Convinced she had blown it for her team she was on the ice pounding her hand onto the rink in frustration. She didn’t even bother to look at the result, because she knew they had lost. She knew she had failed her team. And the team was also convinced that they had lost.
But no. She had managed to cross the line just before the Americans … And her absolute determination to cross that line at all costs had paid off.
From heaven to hell in 5 seconds.
February 27th, 2010
The Pew Research group created a survey that measured how close to being a millennial we all are.
The data the was the basis of the study is here.
http://pewsocialtrends.org/assets/pdf/millennials-confident-connected-open-to-change.pdf
What I found amazing was that I was 87% millenial. Given that I was born 10 years before the millennial generation
February 27th, 2010
So I was curious to read about ski waxing. And I thought, well maybe there is some home-brew, anecdotal, crappy knowledge, but there isn’t any real science behind this.
Uh no.
There isn’t just some research out there, there is a body of research on the topic.
There is a field. I found this thesis which concentrates on a subset of the co-efficients that affect the performance of skii’s.
http://epubl.luth.se/1402-1757/2006/03/LTU-LIC-0603-SE.pdf
I’m sorry.
I didn’t realize. Waxing at the Olympic level requires a Ph.D..
The countries with the deepest research departments, and the best athletes have a decided edge.
Wow.
February 27th, 2010
How wonderful. The Figure Skating competition has, once again a controversy.
On the one hand, we have Plushenko executing maneuvers that no one else did, but was flawed.
On the other hand, we have Evan Lysacek who executed the maneuvers he could execute, perfectly.
And then the debate emerges.
Was attempting flawed stronger moves more valuable than executing safe moves perfectly?
The scoring encourage perfection at the expense of experimentation.
Which is unfortunate and sad.
But ultimately, winning an event is about optimizing for the rules that are presented to you, not to argue that the rules are wrong…
So I agree with Plushenko, but Lysacek deserved to win.
February 19th, 2010
This woman broke four ribs in a horrific accident.

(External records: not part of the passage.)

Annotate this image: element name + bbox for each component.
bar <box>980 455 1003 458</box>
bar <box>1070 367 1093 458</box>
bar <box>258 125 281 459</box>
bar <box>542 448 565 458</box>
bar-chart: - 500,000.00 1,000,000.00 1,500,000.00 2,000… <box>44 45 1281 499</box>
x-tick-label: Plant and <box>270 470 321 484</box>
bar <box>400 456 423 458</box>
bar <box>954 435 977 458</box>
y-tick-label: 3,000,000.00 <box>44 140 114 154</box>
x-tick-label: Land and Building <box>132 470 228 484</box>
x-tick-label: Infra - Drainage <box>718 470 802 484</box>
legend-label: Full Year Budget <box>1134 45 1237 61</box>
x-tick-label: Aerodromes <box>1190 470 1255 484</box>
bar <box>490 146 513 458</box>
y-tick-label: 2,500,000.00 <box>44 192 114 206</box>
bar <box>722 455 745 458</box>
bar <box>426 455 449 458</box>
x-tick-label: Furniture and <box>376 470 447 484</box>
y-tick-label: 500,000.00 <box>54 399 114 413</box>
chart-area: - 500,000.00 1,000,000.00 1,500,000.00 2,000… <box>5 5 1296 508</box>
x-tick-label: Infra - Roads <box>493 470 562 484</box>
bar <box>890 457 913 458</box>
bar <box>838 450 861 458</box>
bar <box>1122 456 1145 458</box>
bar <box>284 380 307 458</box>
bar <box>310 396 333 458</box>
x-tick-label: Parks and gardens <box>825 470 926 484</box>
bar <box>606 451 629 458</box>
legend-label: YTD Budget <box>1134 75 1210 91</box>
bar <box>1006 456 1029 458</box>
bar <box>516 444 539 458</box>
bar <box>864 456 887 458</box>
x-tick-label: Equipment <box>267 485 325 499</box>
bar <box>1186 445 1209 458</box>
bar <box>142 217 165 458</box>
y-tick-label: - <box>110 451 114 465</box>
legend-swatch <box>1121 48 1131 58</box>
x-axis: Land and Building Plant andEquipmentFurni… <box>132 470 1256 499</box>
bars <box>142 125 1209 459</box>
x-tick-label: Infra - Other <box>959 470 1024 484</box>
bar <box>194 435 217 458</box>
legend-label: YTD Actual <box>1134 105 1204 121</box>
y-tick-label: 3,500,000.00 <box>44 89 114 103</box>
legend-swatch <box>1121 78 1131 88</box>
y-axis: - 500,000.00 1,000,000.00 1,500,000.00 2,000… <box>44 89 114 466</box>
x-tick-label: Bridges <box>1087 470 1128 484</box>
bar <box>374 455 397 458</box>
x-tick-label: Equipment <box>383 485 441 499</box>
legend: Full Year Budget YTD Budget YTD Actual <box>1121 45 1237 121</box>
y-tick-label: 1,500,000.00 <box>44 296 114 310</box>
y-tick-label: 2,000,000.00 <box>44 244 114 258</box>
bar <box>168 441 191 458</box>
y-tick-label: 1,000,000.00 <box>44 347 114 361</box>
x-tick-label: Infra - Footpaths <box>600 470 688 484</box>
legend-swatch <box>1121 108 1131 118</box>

She could have called it quits.
But nope, she didn’t.
She came in third claiming bronze.
With four FUCKING BROKEN RIBS.
I’ve broken a rib.
It hurts like a bitch.
The idea that she could compete at a level necessary to claim a medal, is unreal.
So I am a wimp. Petra Majdic is not.
February 18th, 2010
so the Canadian woman is in the lead. she has no chance of losing.
And the announcer says: in previous events we’ve seen how weird things can happen. All she has to do is focus. And you know not do what Jacobellis did.
Damn.
Poor Jacobellis. her life is permanently tied to a singular event with no hope for redemption.
I feel for her.
February 16th, 2010
I’m not an expert in figure skating.
I don’t understand the details of the sport.
But I do know greatness when I see it. Yevegny Plushenko put o a performance that was qualitatively better than anything I had seen before.
It was like greatness on ice.
And what was amazing was to hear the reaction of the announcers.
The announcer’s reaction was: Ah-ah-ah… aie – aie – aie ..
He was stammering …
The guy is a legend and is legendary.